By Robert W. Dalton

Pat Patterson ’92 has donned flowing gowns and flowing wigs and entertained people under the name Patti O’Furniture for 22 years.

For one night this past May, his brother, Olin Patterson, a former Wofford employee, slipped into a dress and joined him on stage.

The bond between the brothers and the preparation leading up to that performance was one of the storylines on the second-season premiere of the HBO documentary series “We’re Here” on Monday, Oct. 11. Pat Patterson hosted a public viewing, attended by about 200 people, at Barnet Park in Spartanburg. The episode can be viewed on the HBO Max app.

“That was a huge act of generosity and love,” Pat says of Olin’s participation. “It shows how much my little brother loves me.”

Work on the episode began in 2020, the series’ first season, but production was shut down because of the COVID-19 pandemic. The cast and crew returned to Spartanburg the first week of May. HBO hired Wofford graduates Mary Thalassinos ’20 and Sammy Verdino ’21 to work on the crew.

After joining Pat onstage to introduce the episode, Olin brought out a picture of their late mother, Liz Patterson, a former U.S. representative for South Carolina and Wofford College trustee.
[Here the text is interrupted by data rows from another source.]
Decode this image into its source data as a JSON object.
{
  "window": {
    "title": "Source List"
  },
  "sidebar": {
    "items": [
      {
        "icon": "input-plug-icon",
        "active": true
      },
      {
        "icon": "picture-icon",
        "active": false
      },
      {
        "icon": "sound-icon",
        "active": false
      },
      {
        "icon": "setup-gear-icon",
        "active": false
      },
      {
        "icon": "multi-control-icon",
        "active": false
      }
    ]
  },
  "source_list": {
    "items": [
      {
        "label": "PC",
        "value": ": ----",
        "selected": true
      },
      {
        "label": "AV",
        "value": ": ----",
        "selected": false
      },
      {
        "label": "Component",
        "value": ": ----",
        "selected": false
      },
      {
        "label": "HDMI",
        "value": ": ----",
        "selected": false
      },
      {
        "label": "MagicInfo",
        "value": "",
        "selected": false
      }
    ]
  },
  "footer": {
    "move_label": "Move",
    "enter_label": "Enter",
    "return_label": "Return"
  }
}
“Without her, none of this would be happening,” Olin says.

Pat and Olin sat side-by-side while the images flashed on the inflatable screen. Olin was moved to tears by one scene in which he talked about sticking up for his brother.

Olin says he and his brother were already close, but this experience drew them even closer.

“For me to step out of my comfort zone and live in his shoes for an hour was hard,” says Olin, who worked in Wofford’s maintenance department for several years after giving professional golf a try on the mini tour circuits. “I was scared I’d get ostracized, but I wanted to support my brother. Family comes first.”

Pat says he initially expected “We’re Here” to be a series that just showcased different drag performers. After watching the first episodes, he says he realized the series has the potential to change lives.

“Maybe someone will see my brother and everything that he did, and they can be more accepting,” Pat says. “Or if there are kids who are feeling different, they’ll realize that there are people out here like them, and they won’t commit suicide or hurt themselves with drugs. Whether it’s Gettysburg, Pennsylvania; Temecula, California; or Spartanburg, South Carolina, we’re here.”